Thursday, 26 February 2015

THE LUCID DREAM - THE LUCID DREAM (2015)


It wasn't so long along Italian Vogue declared Dalston "the coolest place on earth". Such is the way of these things that title will have passed on to the next faddiest part of town by now. Not that the vagaries of fashion are of much concern to The Lucid Dream who rocked up on a visit to East London on Tuesday and took the stage wearing four different Carlisle United football shirts; a garish colour clash even the most psychedelic imagination would have trouble conjuring. It's symptomatic of their uncompromising and willfully outsiderish nature.

They've already released about half a dozen singles and an album, 2013's Songs Of Lies And Deceit, yet with their eyes always looking ahead they played almost exclusively from their forthcoming album, The Lucid Dream, which isn't out for another month. It's a cracking album which opens with two almighty tracks. "Mona Lisa" sets the tone, an eight and a half minute instrumental of Kraut rock rhythms, pirouetting guitar shapes, a wall of white noise, phasing and supersonic (boom) space travel. "Cold Killer" follows in a similar style, with vocals this time plus stabs of jagged guitar piercing the skin, and two tracks in I'm already thinking this could be the best UK guitar album since I don't know when. Brain meltingly good.    

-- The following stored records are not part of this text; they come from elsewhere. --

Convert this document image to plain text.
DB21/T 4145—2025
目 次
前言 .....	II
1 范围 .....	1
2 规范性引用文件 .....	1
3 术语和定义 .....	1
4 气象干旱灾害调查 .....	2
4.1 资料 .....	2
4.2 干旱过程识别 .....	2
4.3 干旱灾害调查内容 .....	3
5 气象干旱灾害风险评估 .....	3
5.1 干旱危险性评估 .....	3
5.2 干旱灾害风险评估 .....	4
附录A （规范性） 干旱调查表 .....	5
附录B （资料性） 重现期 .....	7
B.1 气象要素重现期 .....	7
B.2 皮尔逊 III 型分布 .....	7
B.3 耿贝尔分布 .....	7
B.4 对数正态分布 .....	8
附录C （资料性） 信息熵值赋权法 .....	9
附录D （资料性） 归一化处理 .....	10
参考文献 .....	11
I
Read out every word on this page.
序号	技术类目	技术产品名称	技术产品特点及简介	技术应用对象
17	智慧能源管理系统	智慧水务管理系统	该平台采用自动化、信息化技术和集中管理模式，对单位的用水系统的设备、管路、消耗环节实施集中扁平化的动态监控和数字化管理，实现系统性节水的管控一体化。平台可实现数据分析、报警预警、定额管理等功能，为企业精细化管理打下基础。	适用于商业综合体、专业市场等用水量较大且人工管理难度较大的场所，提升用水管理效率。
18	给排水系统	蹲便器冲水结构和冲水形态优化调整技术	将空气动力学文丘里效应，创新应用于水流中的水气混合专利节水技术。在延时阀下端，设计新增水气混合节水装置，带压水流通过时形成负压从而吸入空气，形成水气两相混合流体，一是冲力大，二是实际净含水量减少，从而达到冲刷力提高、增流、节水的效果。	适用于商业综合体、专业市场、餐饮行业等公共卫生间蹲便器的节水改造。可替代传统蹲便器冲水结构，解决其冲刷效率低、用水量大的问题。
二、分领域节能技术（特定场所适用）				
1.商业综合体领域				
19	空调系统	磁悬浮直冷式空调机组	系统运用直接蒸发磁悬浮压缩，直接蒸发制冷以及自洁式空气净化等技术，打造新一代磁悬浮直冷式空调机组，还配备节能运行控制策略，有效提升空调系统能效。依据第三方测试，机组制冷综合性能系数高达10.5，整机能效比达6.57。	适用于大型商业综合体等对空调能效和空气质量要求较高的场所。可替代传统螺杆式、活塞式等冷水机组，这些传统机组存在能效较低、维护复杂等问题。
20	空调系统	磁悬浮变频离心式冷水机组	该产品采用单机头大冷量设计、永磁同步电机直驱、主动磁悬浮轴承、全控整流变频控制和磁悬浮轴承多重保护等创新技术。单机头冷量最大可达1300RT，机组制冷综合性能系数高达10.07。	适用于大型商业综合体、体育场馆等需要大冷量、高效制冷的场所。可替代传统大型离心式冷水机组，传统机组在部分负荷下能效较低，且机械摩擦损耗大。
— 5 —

The opening moments of "The Darkest Day/Head Musik" offer respite from the full bodied attack but with a thump-thumping rhythm it doesn't take long for more guitar to increase the pace and off into its slipstream the listener is pulled again before it explodes into a frenzy of feedback with squealing sax a la Stooges Fun House. "Moonstruck", with its pulsating keyboard lead, was a single that received some radio play although don't take that as any lessening of the intensity. "Unchained Dub" is all dubby squiggles with use of a melodica offsetting the dark industrial metallic scariness. "Unchained" is closer to slightly straighter pop (all things being relative of course). "Morning Breeze" shows these are hardened northern lads. Their breeze feels to me like the iciest wind that would strip the skin off even an Eskimo's face, but after that initial shiver the track settles down and recalls the gliding levitation Verve did so well on early singles like "Gravity Grave". Finally "You And I" is almost a sweet 60s Phil Spector girl group song (okay, via the Mary Chain) before the almost inevitable feedback finale.

The more I listen to The Lucid Dream the more impressed I become. Hearing it live it one swoop perhaps some of the nuances were lost a little but as these tracks become more familiar that'll soon change, although by then they'll have moved on again. Keep up if you can. 

The Lucid Dream by The Lucid Dream is released by Holy Are You Recordings on 30 March 2015. LP and CD.